I don't think I follow. Its also not sure how to merge the datasources and ensure hierarchy. But its a tricky problem. For hierarchies, we may have to use some extra tools, as I do now. Or maybe the one done for libpostal data import, or something else.
Where can I see an example of the hierarchy that's required? If I know exactly what the expectant data needs to be formatted as, I may be able to write a script to format openaddress data into said format.
Let me know if you need a Point-in-polygon service for this @rinigus, it can be useful to build hierarchies based only on lat/lon https://spatial.demo.geocode.earth
Just a FYI, there are 500 million+ OA records, so if this operation takes only 1ms per record it'll run for ~5,78 days 😱
Ive got a bunch of servers that I could split it up between (my boss would let me I think lol)
Quite an impressive number, will keep that in mind. Issue is that we have to import in one go as its composing a database that is later distributed to the users on mobile. So, I cannot postpone resolving hierarchies unless I change the format of the data. As for servers/service, I better keep it in house as long as possible. Imports are tedious, but under control so far and could be optimized further probably.
I will have to start working on geocoder again, but many things get in front, unfortunately, and I cannot promise at this moment any timeline for it.

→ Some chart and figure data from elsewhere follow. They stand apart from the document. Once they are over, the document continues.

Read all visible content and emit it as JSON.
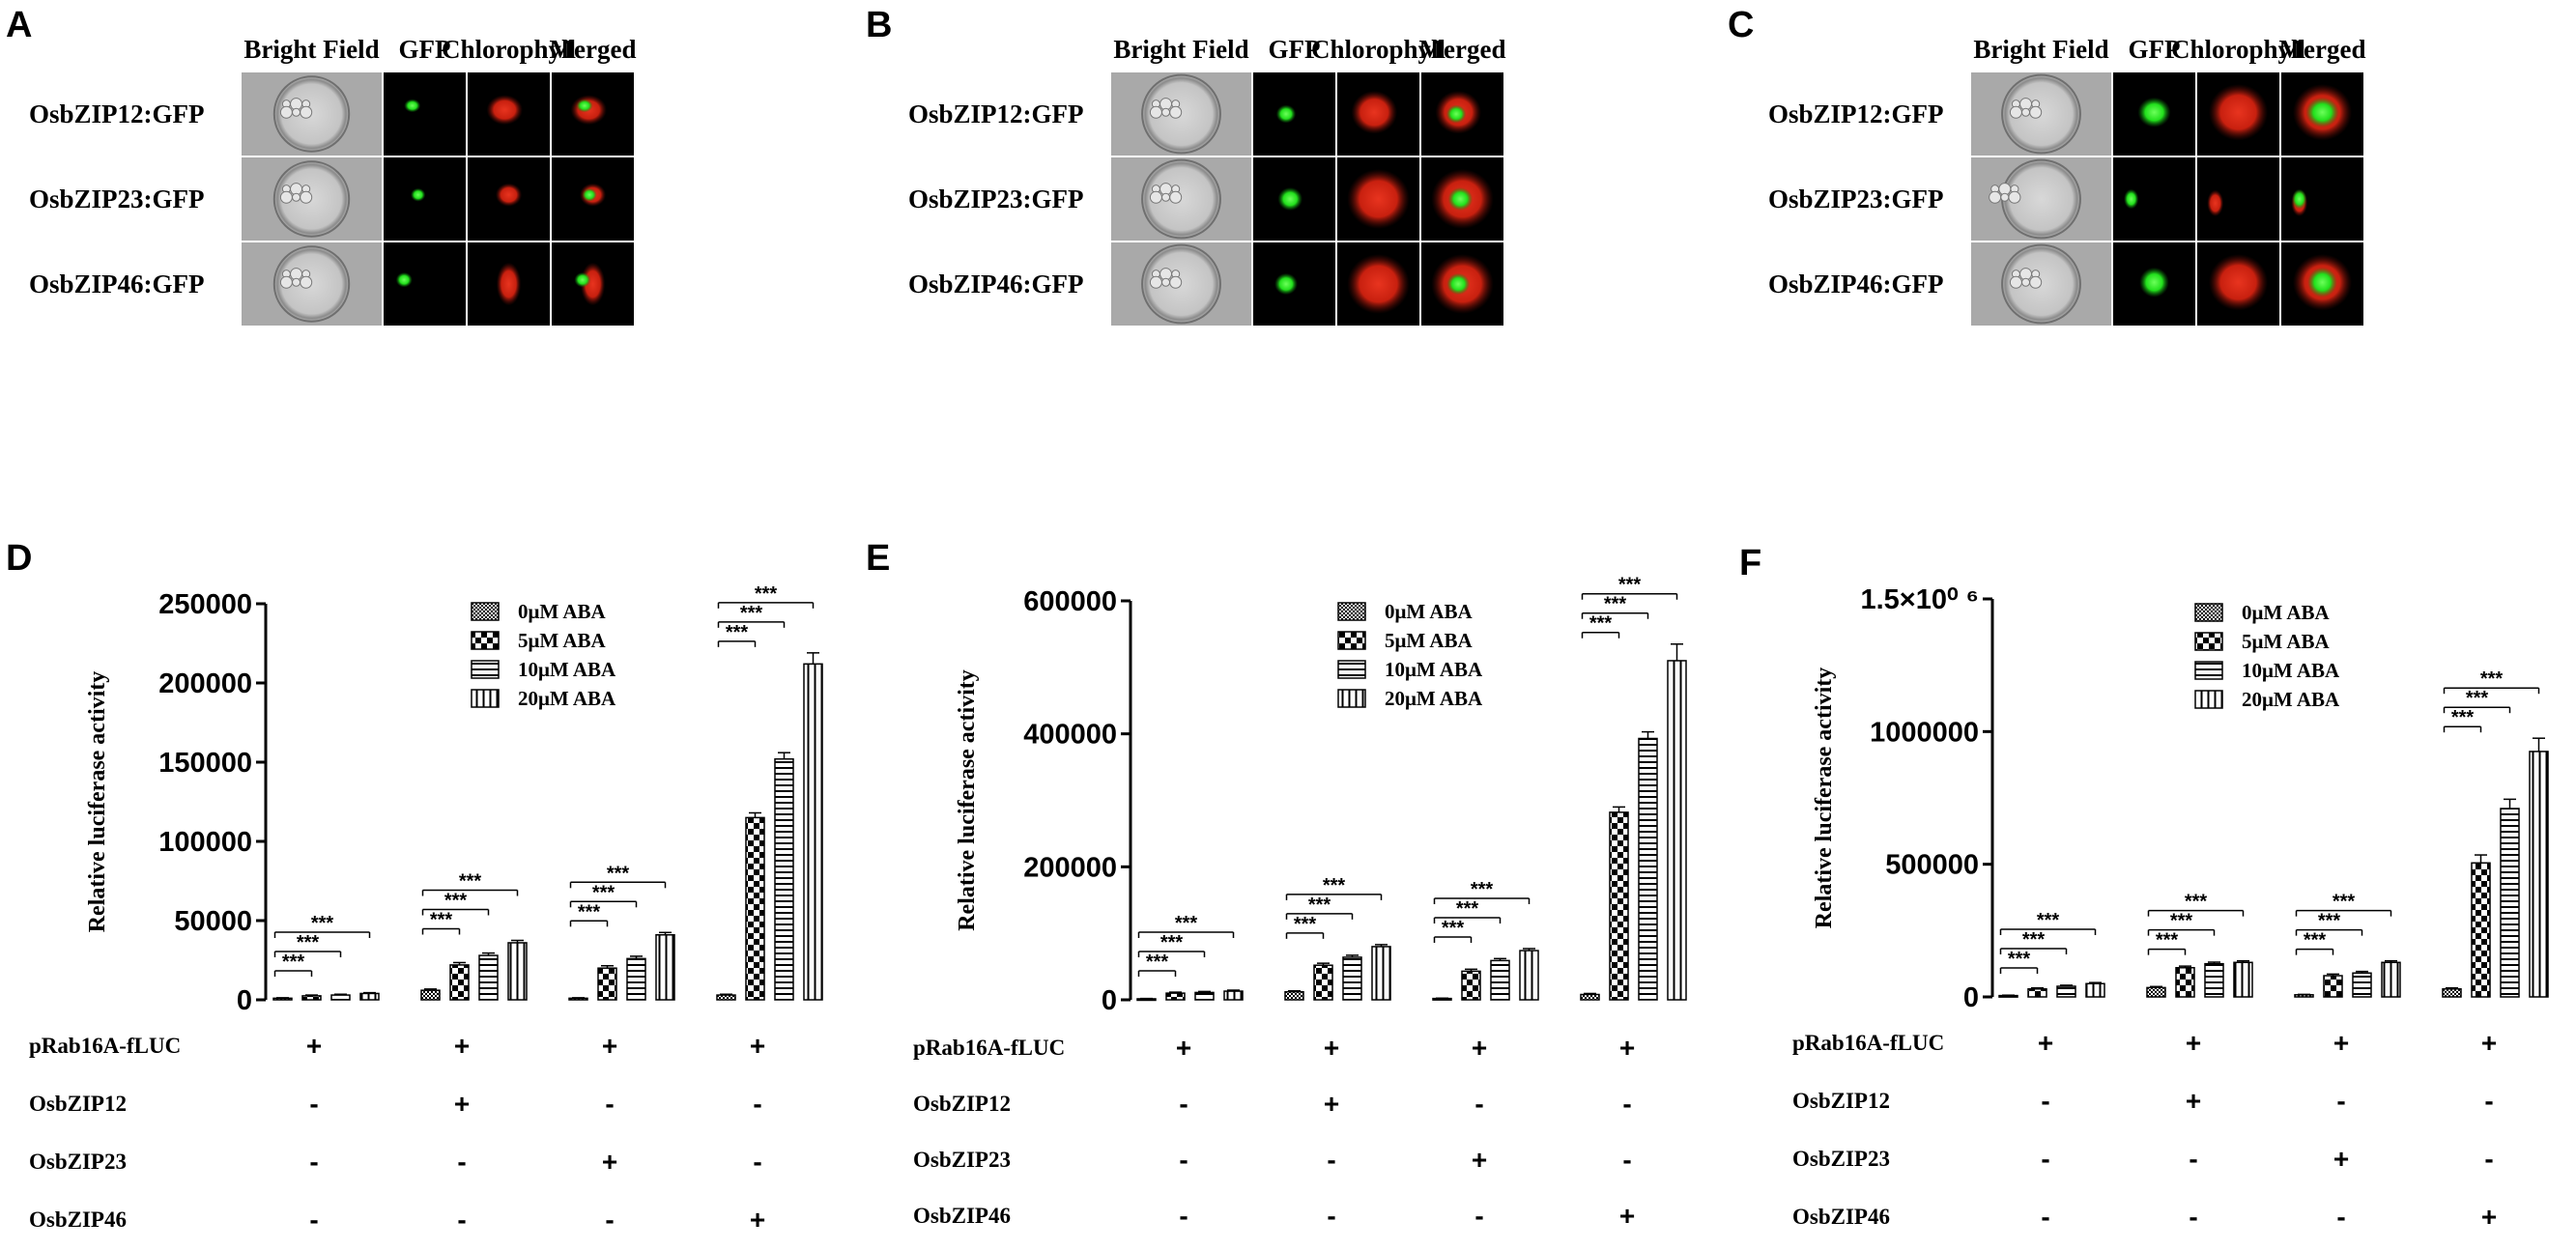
{
  "panels_top": [
    {
      "label": "A",
      "columns": [
        "Bright Field",
        "GFP",
        "Chlorophyll",
        "Merged"
      ],
      "rows": [
        "OsbZIP12:GFP",
        "OsbZIP23:GFP",
        "OsbZIP46:GFP"
      ]
    },
    {
      "label": "B",
      "columns": [
        "Bright Field",
        "GFP",
        "Chlorophyll",
        "Merged"
      ],
      "rows": [
        "OsbZIP12:GFP",
        "OsbZIP23:GFP",
        "OsbZIP46:GFP"
      ]
    },
    {
      "label": "C",
      "columns": [
        "Bright Field",
        "GFP",
        "Chlorophyll",
        "Merged"
      ],
      "rows": [
        "OsbZIP12:GFP",
        "OsbZIP23:GFP",
        "OsbZIP46:GFP"
      ]
    }
  ],
  "colors": {
    "gfp": "#22e01c",
    "chlorophyll": "#d42315",
    "background": "#000000",
    "brightfield": "#c9c9c9"
  },
  "chart_data": [
    {
      "label": "D",
      "type": "bar",
      "ylabel": "Relative luciferase activity",
      "ylim": [
        0,
        250000
      ],
      "yticks": [
        0,
        50000,
        100000,
        150000,
        200000,
        250000
      ],
      "ytick_labels": [
        "0",
        "50000",
        "100000",
        "150000",
        "200000",
        "250000"
      ],
      "legend": [
        "0μM ABA",
        "5μM ABA",
        "10μM ABA",
        "20μM ABA"
      ],
      "series": [
        {
          "name": "0μM ABA",
          "values": [
            1000,
            6000,
            1000,
            3000
          ],
          "errors": [
            300,
            800,
            300,
            500
          ]
        },
        {
          "name": "5μM ABA",
          "values": [
            2500,
            22000,
            20000,
            115000
          ],
          "errors": [
            500,
            1500,
            1500,
            3000
          ]
        },
        {
          "name": "10μM ABA",
          "values": [
            3000,
            28000,
            26000,
            152000
          ],
          "errors": [
            500,
            1500,
            1500,
            4000
          ]
        },
        {
          "name": "20μM ABA",
          "values": [
            4000,
            36000,
            41000,
            212000
          ],
          "errors": [
            500,
            1500,
            1500,
            7000
          ]
        }
      ],
      "significance": "***",
      "conditions": {
        "names": [
          "pRab16A-fLUC",
          "OsbZIP12",
          "OsbZIP23",
          "OsbZIP46"
        ],
        "marks": [
          [
            "+",
            "+",
            "+",
            "+"
          ],
          [
            "-",
            "+",
            "-",
            "-"
          ],
          [
            "-",
            "-",
            "+",
            "-"
          ],
          [
            "-",
            "-",
            "-",
            "+"
          ]
        ]
      }
    },
    {
      "label": "E",
      "type": "bar",
      "ylabel": "Relative luciferase activity",
      "ylim": [
        0,
        600000
      ],
      "yticks": [
        0,
        200000,
        400000,
        600000
      ],
      "ytick_labels": [
        "0",
        "200000",
        "400000",
        "600000"
      ],
      "legend": [
        "0μM ABA",
        "5μM ABA",
        "10μM ABA",
        "20μM ABA"
      ],
      "series": [
        {
          "name": "0μM ABA",
          "values": [
            1500,
            12000,
            2000,
            8000
          ],
          "errors": [
            500,
            1500,
            500,
            1500
          ]
        },
        {
          "name": "5μM ABA",
          "values": [
            10000,
            52000,
            43000,
            282000
          ],
          "errors": [
            1500,
            3000,
            3000,
            8000
          ]
        },
        {
          "name": "10μM ABA",
          "values": [
            11000,
            64000,
            59000,
            393000
          ],
          "errors": [
            1500,
            3000,
            3000,
            10000
          ]
        },
        {
          "name": "20μM ABA",
          "values": [
            13000,
            80000,
            74000,
            510000
          ],
          "errors": [
            1500,
            3000,
            3000,
            25000
          ]
        }
      ],
      "significance": "***",
      "conditions": {
        "names": [
          "pRab16A-fLUC",
          "OsbZIP12",
          "OsbZIP23",
          "OsbZIP46"
        ],
        "marks": [
          [
            "+",
            "+",
            "+",
            "+"
          ],
          [
            "-",
            "+",
            "-",
            "-"
          ],
          [
            "-",
            "-",
            "+",
            "-"
          ],
          [
            "-",
            "-",
            "-",
            "+"
          ]
        ]
      }
    },
    {
      "label": "F",
      "type": "bar",
      "ylabel": "Relative luciferase activity",
      "ylim": [
        0,
        1500000
      ],
      "yticks": [
        0,
        500000,
        1000000,
        1500000
      ],
      "ytick_labels": [
        "0",
        "500000",
        "1000000",
        "1.5×10⁰ ⁶"
      ],
      "legend": [
        "0μM ABA",
        "5μM ABA",
        "10μM ABA",
        "20μM ABA"
      ],
      "series": [
        {
          "name": "0μM ABA",
          "values": [
            5000,
            35000,
            8000,
            30000
          ],
          "errors": [
            1500,
            4000,
            1500,
            4000
          ]
        },
        {
          "name": "5μM ABA",
          "values": [
            30000,
            110000,
            80000,
            505000
          ],
          "errors": [
            4000,
            6000,
            6000,
            30000
          ]
        },
        {
          "name": "10μM ABA",
          "values": [
            40000,
            125000,
            90000,
            710000
          ],
          "errors": [
            4000,
            6000,
            6000,
            35000
          ]
        },
        {
          "name": "20μM ABA",
          "values": [
            50000,
            130000,
            130000,
            925000
          ],
          "errors": [
            4000,
            6000,
            6000,
            50000
          ]
        }
      ],
      "significance": "***",
      "conditions": {
        "names": [
          "pRab16A-fLUC",
          "OsbZIP12",
          "OsbZIP23",
          "OsbZIP46"
        ],
        "marks": [
          [
            "+",
            "+",
            "+",
            "+"
          ],
          [
            "-",
            "+",
            "-",
            "-"
          ],
          [
            "-",
            "-",
            "+",
            "-"
          ],
          [
            "-",
            "-",
            "-",
            "+"
          ]
        ]
      }
    }
  ]
}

PS: note to myself: Will have to look into Pelias as well, to learn from it.
Any update on this? As far as the prerequisite work to be done before this can be tackled? Just curious, not trying to rush
No progress so far, have been working on unrelated project. Hopefully I can get into some reasonable stage in that other project soon and then share time with the work on maps. With the maps, the rewrite of navigation for Pure Maps would take precedence to this as I have been researching already for that rewrite. So, by the look of it, not that soon I can start working on this.
Just a heads up, I went to check the OpenAddresses stuff again and they recently changed the main format of the data to JSON instead of CSV, so that might make things easier.
As the import is done via Nominatim now, I am closing it here. As soon as nominatim will add that source, I can add it to OSM Scout Server as well.